The Wall Street Journal: Big Grant Aims To Help Patients Maintain Dignity
A large health care grant unveiled Tuesday is aimed at tackling an often overlooked side effect of hospital care: the loss of dignity that afflicts particularly sick patients. The Gordon and Betty Moore Foundation, created by the Intel Corp. founder and his wife, plans to award $500 million to hospitals over the next decade with the lofty aim of eliminating all preventable harms done to patients in acute-care settings. The targets include the infections patients pick up inside the hospital and other complications that could have been avoided through more systematic monitoring of patients (Adamy, 8/28).

Modern Healthcare: Charity Group Plans $500 Million Patient-Care Campaign
A Palo Alto, Calif.-based philanthropic organization has launched a 10-year campaign aimed at eliminating preventable harm and empowering patients and their families. The Gordon and Betty Moore Foundation, whose grants fund projects in patient care, science and environmental conservation, announced in an Aug. 28 news release its Patient Care Program. The foundation says it expects to funnel as much as $500 million into the program over the next decade (MckINNEY, 8/28).

The Associated Press: Project Taps Engineers, Families For Hospital Safety
Hospitals are rife with infections and opportunities for medical mistakes. Now, a nearly $9 million project at Johns Hopkins University aims to combine engineering with the power of patients and their families to prevent some of the most common threats.

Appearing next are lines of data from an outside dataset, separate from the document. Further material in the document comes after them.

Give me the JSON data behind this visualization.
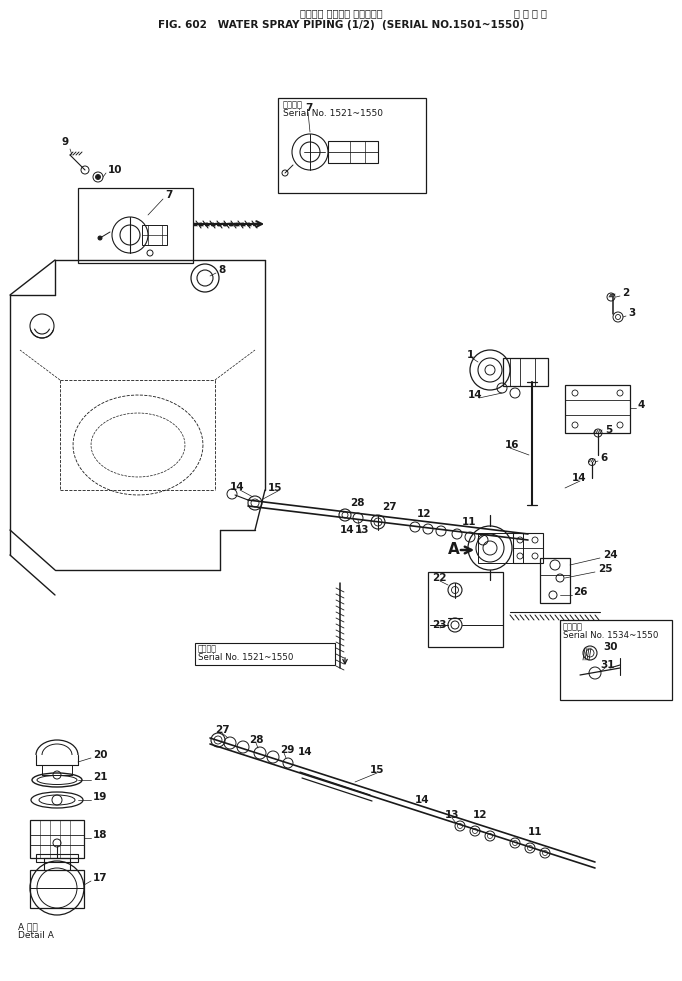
{
  "title_jp": "ウォータ スプレイ パイピング",
  "title_serial_jp": "適 用 号 機",
  "title_en": "FIG. 602   WATER SPRAY PIPING (1/2)  (SERIAL NO.1501~1550)",
  "bg_color": "#ffffff",
  "line_color": "#1a1a1a",
  "text_color": "#1a1a1a",
  "fig_width": 6.82,
  "fig_height": 9.81,
  "dpi": 100
}
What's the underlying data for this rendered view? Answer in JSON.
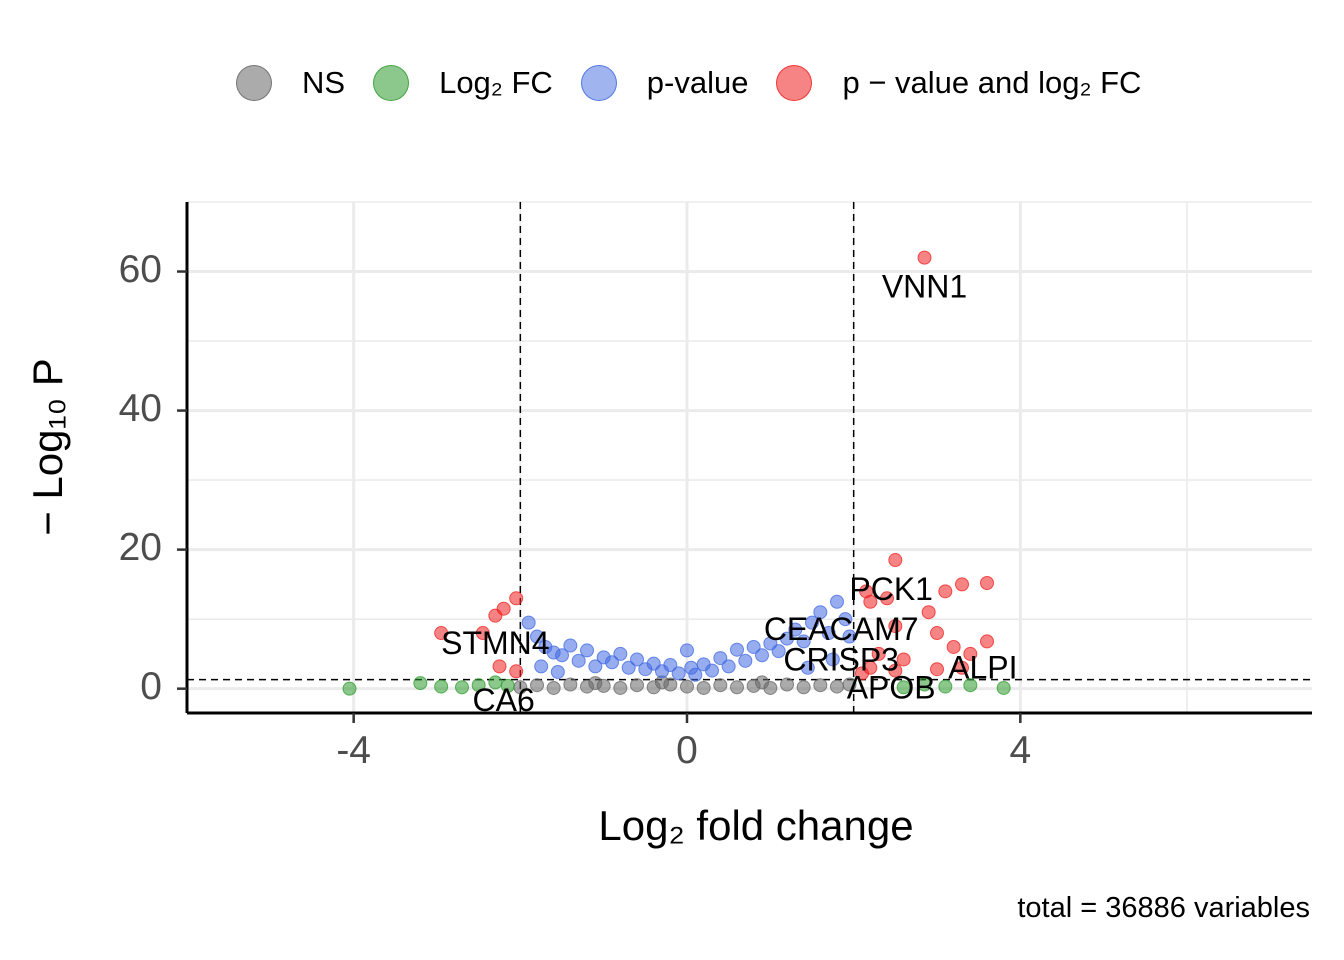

The idea: Design patient safety to be more like a car’s dashboard, which automatically signals drivers when the oil needs changing or if a passenger forgot to buckle up, or like the countdown systems that make sure no step is missed when a satellite is launched (Neergaard, 8/28).

Kaiser Health News: Capsules: New Hospital Safety Effort To Link ICU Machines
Peter Pronovost’s reputation as a health care safety maven was built on his success in getting doctors and nurses to think more systematically about avoiding hospital infections from catheters by using checklists. Now Pronovost is trying to see if the machines in hospital intensive care units can be taught to communicate with each other to avoid errors that hurt or kill patients (Rau, 8/28).